Using combinations of surveillance cameras with varying resolutions

With the ability of today’s megapixel cameras to be adjusted to specific surveillance locations at different resolutions, cameras of varying resolutions can be combined on the same network. Core areas can then be viewed and recorded with higher resolution quality while secondary areas are viewed at less resolution with slower frame rates. Video analytics can also be applied to trigger megapixel streaming only when automatically activated. This approach conserves valuable bandwidth to optimize existing network pipelines as well as recorder storage space.

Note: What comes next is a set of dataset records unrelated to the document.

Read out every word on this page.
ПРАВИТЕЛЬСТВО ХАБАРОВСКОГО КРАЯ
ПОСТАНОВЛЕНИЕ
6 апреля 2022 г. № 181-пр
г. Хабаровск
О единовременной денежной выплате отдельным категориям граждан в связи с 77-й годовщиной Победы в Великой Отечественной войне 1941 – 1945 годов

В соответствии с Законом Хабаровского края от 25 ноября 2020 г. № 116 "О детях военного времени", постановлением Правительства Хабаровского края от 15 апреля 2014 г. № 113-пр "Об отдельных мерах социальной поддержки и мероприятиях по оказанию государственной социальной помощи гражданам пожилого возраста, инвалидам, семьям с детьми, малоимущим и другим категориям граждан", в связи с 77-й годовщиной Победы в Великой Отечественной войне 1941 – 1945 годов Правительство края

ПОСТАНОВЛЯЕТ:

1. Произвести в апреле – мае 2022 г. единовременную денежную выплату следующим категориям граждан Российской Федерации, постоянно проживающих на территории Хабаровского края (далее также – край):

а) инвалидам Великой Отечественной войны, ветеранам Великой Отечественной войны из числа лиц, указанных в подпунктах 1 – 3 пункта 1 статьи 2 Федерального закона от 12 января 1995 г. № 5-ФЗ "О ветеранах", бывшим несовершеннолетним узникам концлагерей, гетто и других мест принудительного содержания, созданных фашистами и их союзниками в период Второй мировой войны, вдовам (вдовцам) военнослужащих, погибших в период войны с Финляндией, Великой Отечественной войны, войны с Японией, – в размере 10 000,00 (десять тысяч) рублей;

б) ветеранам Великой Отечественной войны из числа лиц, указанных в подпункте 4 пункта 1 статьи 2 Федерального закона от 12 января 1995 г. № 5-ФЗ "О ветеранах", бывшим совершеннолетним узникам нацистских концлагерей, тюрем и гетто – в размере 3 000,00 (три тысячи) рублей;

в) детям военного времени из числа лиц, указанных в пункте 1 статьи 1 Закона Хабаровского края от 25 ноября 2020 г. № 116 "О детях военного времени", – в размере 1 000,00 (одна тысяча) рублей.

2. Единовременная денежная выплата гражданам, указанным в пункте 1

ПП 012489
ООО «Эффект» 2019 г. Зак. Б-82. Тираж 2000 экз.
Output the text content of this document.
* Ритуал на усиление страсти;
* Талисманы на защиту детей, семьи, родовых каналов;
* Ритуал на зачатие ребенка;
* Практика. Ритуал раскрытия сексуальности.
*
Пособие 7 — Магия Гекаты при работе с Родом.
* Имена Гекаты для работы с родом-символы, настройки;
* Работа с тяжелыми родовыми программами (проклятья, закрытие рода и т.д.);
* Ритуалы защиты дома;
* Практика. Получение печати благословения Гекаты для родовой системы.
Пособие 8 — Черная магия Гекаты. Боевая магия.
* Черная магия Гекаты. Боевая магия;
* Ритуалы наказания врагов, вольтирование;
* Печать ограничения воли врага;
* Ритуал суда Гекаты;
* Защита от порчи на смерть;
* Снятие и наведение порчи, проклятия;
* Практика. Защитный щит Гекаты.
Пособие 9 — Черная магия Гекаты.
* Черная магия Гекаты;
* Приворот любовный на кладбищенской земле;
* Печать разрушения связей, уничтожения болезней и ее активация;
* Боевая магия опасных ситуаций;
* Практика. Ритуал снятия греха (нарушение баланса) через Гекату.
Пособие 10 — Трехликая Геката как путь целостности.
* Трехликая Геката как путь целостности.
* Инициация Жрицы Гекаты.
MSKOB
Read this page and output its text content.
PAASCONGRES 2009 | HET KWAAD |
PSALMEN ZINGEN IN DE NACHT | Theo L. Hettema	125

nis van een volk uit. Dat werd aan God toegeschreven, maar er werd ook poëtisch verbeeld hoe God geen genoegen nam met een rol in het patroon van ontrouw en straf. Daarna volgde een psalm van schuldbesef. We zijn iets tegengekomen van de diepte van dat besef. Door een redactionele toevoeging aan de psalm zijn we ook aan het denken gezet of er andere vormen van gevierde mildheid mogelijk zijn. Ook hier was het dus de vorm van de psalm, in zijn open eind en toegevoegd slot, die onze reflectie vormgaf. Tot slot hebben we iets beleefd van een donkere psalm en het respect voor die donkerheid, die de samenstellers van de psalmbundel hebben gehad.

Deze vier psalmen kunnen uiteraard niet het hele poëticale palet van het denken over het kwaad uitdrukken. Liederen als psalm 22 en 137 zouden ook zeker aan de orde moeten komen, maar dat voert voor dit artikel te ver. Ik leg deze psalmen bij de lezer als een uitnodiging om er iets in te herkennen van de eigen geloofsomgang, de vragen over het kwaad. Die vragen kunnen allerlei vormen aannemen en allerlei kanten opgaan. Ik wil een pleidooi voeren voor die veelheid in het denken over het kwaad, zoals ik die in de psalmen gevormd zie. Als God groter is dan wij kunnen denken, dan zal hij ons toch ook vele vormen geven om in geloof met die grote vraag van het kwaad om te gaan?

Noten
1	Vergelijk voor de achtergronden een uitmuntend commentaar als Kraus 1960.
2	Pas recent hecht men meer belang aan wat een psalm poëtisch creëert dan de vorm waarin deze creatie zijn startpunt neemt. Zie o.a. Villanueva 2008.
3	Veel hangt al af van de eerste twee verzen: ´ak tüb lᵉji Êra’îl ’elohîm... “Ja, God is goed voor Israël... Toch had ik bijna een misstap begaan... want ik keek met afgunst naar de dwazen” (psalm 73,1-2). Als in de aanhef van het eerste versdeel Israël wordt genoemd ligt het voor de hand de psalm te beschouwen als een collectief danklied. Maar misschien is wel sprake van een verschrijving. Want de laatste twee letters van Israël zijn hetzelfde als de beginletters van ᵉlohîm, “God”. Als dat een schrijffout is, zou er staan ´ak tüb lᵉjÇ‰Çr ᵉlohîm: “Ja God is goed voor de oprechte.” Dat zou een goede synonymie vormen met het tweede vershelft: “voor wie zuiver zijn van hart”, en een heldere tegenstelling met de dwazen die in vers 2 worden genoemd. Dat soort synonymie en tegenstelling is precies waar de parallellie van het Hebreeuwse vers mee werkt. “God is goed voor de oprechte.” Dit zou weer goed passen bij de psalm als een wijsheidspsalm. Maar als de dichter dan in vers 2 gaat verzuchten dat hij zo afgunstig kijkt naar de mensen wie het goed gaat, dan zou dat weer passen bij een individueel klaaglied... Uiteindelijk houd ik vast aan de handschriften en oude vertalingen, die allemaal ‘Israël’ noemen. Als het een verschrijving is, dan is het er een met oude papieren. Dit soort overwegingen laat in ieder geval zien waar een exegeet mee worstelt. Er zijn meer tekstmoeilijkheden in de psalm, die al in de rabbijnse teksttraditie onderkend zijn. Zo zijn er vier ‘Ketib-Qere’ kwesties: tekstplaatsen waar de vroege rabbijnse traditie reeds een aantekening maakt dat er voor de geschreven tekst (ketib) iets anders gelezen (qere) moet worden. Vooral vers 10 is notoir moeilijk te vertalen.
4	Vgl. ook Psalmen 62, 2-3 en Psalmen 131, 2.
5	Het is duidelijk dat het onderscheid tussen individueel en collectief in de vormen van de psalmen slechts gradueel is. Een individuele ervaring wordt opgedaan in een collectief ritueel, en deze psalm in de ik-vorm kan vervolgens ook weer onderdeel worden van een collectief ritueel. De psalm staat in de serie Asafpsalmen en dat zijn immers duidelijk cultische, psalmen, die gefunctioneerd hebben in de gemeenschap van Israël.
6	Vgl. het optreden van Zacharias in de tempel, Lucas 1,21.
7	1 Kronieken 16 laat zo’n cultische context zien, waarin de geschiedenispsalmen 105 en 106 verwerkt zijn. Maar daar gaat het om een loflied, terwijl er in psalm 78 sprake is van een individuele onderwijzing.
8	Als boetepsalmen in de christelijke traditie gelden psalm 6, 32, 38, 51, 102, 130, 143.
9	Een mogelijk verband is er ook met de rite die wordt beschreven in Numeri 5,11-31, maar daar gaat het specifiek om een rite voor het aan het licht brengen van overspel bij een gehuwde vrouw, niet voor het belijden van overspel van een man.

The higher resolution provided by megapixel cameras also allows system designers to use fewer surveillance cameras to cover larger areas without losing detail, and with reduced infrastructure and cabling costs. In addition to reducing the initial installation costs of a system, these benefits translate directly into greater return-on-investment (ROI) and lower total cost of ownership.

Advantages of IP megapixel video

One of the advantages of IP megapixel video is versatility of resolution performance. Another factor contributing to the rapid rise of IP megapixel imaging is the ease of network system connectivity. Previously, every single surveillance camera had to have a “home run” coaxial cable running to the video recorder, which increased cabling costs exponentially. However, improved networking infrastructure enables connection of multiple cameras with fewer cables, and the use of Power-over-Ethernet (PoE) even allows power to be supplied to cameras on the same CAT-5 cables as video and control signals (rather than needing localised power or a distributed power supply).
The move to megapixel camera resolution

The developments related to H.264 video compression make bandwidth and storage requirements of megapixel images in IP-based systems comparable to those of standard resolution images. Megapixel cameras are also comparable in price to standard-resolution cameras. When you consider the ability to use fewer megapixel cameras to cover larger areas than analogue cameras, the result is a related savings on infrastructure and labour costs. These are all reasons why IMS Research predicts a significant increase in the installation of networked video surveillance systems, and that more than half the network cameras shipped by 2014 will be high-definition or megapixel resolution.

Whether you prefer megapixel cameras or its subset HD based on your specific needs, the wide range of high resolution cameras today provides a powerful palette of imaging tools for industry professionals. It’s crystal clear that better systems are a direct result of the superior imaging possible with these high-resolution camera technologies.